I watched in silence as Noah took a strand of my curls and pressed it between his fingers. "He forgot to mention one part of that story he named me after."

"I don't know that story," I admitted, a much harder feat for me than I was willing to admit. I thought I'd read everything, even the difficult-to-get stories.

"You wouldn't know the story," he said, swirling the curl around his forefinger like a ring. "It's a banned book. One in our library in Albany."

My heart raced at the idea of a library.
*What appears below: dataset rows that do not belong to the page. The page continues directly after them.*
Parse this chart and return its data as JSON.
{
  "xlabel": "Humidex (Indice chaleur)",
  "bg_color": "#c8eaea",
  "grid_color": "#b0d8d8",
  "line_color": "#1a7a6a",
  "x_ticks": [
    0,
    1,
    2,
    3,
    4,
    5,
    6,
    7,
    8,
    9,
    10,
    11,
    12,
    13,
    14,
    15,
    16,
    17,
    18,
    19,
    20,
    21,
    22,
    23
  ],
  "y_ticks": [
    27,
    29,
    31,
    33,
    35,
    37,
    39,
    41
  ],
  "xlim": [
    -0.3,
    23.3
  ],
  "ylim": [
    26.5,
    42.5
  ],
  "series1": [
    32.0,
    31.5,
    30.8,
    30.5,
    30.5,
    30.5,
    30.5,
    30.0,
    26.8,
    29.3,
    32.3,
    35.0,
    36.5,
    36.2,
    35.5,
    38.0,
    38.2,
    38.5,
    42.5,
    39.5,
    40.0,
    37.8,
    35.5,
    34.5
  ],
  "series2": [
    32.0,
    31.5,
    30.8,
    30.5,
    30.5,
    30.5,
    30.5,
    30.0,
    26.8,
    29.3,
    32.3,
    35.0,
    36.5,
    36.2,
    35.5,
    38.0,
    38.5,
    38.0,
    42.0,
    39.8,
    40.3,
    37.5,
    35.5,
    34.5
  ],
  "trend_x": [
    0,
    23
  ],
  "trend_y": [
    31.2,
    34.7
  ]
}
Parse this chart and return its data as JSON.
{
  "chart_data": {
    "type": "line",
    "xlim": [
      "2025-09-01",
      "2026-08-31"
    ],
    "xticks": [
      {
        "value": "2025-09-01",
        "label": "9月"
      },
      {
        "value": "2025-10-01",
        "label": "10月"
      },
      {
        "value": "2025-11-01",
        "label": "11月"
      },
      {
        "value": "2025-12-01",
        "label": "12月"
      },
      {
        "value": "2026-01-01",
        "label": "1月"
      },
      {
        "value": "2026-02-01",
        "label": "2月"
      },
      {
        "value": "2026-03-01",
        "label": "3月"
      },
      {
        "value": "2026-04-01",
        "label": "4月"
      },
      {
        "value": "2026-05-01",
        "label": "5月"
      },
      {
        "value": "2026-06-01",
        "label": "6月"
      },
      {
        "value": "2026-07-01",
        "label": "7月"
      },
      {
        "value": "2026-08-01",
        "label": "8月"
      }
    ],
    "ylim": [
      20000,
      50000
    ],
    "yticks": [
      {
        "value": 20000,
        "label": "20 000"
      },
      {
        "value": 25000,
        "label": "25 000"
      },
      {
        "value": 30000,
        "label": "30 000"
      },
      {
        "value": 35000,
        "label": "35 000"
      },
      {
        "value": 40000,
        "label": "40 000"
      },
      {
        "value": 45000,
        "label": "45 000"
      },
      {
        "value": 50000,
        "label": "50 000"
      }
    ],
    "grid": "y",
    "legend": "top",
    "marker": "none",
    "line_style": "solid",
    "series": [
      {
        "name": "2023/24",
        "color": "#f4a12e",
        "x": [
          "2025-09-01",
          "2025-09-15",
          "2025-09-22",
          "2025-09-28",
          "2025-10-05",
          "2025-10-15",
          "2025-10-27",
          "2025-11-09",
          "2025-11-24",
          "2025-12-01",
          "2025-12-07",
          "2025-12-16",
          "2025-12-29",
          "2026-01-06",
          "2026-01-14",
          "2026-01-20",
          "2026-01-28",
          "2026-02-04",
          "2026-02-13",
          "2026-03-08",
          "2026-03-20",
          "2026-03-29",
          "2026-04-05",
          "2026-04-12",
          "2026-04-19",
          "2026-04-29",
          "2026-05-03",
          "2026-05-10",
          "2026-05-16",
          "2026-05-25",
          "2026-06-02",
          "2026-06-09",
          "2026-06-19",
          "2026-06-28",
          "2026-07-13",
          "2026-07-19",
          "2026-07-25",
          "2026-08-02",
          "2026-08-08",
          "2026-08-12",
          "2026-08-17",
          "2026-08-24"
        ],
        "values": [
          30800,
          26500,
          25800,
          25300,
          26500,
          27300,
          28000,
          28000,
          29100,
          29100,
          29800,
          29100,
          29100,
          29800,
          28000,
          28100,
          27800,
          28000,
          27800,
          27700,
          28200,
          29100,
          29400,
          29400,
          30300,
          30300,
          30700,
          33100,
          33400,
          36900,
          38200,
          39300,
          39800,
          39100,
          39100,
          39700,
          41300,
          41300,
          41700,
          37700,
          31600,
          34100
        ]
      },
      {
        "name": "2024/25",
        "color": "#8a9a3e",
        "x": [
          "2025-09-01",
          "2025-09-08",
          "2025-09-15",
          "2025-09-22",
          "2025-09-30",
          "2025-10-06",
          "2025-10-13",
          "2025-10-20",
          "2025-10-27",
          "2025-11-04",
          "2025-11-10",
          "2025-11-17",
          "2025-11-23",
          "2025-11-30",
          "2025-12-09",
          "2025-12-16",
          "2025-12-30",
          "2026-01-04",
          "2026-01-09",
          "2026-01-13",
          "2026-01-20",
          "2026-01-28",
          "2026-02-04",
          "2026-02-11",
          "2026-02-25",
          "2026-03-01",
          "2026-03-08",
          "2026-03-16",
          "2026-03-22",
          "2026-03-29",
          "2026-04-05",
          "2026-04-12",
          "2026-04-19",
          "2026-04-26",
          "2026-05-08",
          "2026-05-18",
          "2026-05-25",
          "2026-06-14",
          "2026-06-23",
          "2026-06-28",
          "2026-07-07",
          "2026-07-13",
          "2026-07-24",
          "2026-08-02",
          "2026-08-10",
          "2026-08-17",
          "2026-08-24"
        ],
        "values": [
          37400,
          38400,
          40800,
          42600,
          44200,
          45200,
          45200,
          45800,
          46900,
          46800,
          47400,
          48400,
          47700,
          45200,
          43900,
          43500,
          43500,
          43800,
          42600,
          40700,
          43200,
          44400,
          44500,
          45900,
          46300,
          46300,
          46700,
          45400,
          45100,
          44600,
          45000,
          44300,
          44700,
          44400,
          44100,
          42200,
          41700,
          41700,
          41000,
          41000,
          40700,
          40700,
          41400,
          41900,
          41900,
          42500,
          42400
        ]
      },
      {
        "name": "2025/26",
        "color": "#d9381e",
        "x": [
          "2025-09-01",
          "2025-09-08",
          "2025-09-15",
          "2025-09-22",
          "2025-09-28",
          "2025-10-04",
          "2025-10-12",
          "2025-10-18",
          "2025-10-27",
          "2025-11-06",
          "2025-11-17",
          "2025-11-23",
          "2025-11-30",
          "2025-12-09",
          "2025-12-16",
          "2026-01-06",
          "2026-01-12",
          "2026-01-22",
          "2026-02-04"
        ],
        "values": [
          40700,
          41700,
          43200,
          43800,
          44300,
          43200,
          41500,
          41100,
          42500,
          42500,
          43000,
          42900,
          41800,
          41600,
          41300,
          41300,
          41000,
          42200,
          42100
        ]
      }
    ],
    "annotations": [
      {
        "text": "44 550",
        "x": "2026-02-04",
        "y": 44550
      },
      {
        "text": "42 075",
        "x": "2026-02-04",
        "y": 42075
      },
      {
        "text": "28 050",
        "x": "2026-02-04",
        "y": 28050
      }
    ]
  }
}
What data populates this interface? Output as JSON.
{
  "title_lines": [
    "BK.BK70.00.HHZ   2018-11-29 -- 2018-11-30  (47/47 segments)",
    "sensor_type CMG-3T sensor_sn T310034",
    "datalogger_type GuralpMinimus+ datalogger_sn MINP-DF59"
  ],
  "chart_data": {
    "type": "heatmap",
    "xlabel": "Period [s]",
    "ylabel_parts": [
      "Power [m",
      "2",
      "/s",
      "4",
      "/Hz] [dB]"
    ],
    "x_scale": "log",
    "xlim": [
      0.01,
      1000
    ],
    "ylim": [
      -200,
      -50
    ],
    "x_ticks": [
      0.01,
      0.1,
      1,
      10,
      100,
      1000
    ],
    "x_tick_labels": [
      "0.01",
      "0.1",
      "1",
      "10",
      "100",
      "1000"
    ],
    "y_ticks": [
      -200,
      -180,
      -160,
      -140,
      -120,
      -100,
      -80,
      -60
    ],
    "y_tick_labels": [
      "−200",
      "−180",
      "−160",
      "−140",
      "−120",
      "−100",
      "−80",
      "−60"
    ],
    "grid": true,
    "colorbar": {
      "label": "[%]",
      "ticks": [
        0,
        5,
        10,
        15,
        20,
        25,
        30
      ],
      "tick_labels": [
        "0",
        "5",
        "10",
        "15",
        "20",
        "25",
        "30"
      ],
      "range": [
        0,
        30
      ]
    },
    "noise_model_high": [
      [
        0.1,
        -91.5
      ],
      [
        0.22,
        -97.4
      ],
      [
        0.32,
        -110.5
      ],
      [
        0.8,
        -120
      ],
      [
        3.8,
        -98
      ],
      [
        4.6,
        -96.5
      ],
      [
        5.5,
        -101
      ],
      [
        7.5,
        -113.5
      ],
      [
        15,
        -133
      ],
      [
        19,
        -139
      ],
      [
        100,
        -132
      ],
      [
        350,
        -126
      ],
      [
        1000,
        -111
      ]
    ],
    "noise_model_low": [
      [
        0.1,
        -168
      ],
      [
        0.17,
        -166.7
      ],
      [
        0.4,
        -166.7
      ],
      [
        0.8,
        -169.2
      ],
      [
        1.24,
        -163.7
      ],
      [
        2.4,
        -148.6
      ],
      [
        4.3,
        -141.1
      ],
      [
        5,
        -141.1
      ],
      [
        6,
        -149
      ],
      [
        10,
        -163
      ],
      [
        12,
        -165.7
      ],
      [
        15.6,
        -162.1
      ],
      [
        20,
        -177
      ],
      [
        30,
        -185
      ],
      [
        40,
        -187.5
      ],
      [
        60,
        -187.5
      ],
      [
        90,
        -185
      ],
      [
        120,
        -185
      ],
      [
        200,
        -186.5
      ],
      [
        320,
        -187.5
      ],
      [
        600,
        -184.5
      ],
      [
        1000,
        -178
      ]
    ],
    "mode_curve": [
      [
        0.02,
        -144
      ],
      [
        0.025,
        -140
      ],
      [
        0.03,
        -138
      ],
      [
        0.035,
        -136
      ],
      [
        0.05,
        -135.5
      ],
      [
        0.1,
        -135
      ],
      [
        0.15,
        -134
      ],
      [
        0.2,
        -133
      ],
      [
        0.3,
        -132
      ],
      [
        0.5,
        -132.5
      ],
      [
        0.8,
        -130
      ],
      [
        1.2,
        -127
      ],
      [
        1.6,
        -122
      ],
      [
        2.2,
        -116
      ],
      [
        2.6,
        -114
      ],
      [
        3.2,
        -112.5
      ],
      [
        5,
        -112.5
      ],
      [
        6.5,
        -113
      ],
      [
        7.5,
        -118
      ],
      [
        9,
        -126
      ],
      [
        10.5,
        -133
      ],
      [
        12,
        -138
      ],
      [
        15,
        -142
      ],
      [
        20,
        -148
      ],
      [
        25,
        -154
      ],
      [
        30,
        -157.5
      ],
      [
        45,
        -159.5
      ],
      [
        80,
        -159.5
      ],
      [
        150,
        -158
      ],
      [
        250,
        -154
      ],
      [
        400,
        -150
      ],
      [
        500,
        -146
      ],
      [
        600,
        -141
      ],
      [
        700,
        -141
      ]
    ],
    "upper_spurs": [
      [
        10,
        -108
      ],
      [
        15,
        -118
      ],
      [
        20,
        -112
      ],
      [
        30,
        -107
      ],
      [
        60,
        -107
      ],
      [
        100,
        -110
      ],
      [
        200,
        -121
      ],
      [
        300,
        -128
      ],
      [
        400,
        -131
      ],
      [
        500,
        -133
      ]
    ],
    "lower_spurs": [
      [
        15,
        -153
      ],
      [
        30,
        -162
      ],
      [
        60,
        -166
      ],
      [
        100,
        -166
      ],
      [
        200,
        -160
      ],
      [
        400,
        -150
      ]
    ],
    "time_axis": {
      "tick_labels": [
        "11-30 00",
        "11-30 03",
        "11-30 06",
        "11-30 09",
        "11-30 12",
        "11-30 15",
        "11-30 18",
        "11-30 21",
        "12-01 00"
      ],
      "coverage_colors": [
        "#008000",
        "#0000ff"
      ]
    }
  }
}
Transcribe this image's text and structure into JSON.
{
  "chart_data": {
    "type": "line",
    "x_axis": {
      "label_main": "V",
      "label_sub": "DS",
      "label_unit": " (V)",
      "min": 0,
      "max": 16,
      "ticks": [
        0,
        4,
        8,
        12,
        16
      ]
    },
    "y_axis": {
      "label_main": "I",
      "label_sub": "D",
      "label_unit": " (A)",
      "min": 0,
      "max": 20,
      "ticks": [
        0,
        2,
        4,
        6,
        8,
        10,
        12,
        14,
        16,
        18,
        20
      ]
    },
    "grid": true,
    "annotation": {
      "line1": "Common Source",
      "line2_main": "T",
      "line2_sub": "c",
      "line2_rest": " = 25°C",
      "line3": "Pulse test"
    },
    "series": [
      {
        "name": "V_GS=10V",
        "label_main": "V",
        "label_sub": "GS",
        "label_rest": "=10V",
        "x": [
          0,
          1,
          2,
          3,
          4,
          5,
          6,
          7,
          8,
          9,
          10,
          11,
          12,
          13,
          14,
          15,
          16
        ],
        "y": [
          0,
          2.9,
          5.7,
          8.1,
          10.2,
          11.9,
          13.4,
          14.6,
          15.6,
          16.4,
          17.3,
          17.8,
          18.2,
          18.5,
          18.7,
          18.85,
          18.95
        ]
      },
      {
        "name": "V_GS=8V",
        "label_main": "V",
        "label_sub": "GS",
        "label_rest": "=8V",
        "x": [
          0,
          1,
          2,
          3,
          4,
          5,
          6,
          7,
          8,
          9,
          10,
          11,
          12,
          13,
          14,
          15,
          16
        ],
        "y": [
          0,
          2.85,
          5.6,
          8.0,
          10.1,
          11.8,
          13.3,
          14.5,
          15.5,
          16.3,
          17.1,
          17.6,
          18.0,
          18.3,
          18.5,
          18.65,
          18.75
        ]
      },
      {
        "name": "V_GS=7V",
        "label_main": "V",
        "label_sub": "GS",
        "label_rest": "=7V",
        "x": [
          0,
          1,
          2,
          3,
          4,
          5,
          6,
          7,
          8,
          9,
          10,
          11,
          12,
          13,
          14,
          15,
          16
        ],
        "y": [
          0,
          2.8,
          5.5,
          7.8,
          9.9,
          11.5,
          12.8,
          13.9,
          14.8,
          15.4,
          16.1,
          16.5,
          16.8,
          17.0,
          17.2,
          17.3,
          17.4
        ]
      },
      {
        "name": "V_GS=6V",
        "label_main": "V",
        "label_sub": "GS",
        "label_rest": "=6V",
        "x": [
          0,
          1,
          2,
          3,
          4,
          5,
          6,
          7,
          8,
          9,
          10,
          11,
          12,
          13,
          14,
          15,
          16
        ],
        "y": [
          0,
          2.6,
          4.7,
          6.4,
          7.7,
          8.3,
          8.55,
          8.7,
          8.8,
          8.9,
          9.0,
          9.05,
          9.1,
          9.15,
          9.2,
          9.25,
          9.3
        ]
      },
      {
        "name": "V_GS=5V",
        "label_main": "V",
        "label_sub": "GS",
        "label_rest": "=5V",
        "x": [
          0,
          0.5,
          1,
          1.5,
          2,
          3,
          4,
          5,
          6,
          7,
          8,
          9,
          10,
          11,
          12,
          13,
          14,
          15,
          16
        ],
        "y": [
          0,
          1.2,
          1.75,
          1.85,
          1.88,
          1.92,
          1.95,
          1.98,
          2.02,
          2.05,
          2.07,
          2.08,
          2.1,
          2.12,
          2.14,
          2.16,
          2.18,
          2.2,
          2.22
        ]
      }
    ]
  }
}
A real, honest-to-goodness library. One in my home region. One I wanted to see more than anything.

"I found it right after I left you," he said.

My hair dropped away from his finger, and he dug his hands into the sand. "We took the train to Louis City where my father's convoy was waiting. They muscled us off, took the merchandise, didn't answer our questions, and then blew it sky high." He shuddered. "At first I didn't even think it was our dad's men, but then we drove to Albany, nonstop. Rinley was scared, but she always loved the library, so I took her there. When she finally fell asleep, I found it open on his desk." His skin lost color. "God told Noah to build the boat, and his family survived the flood."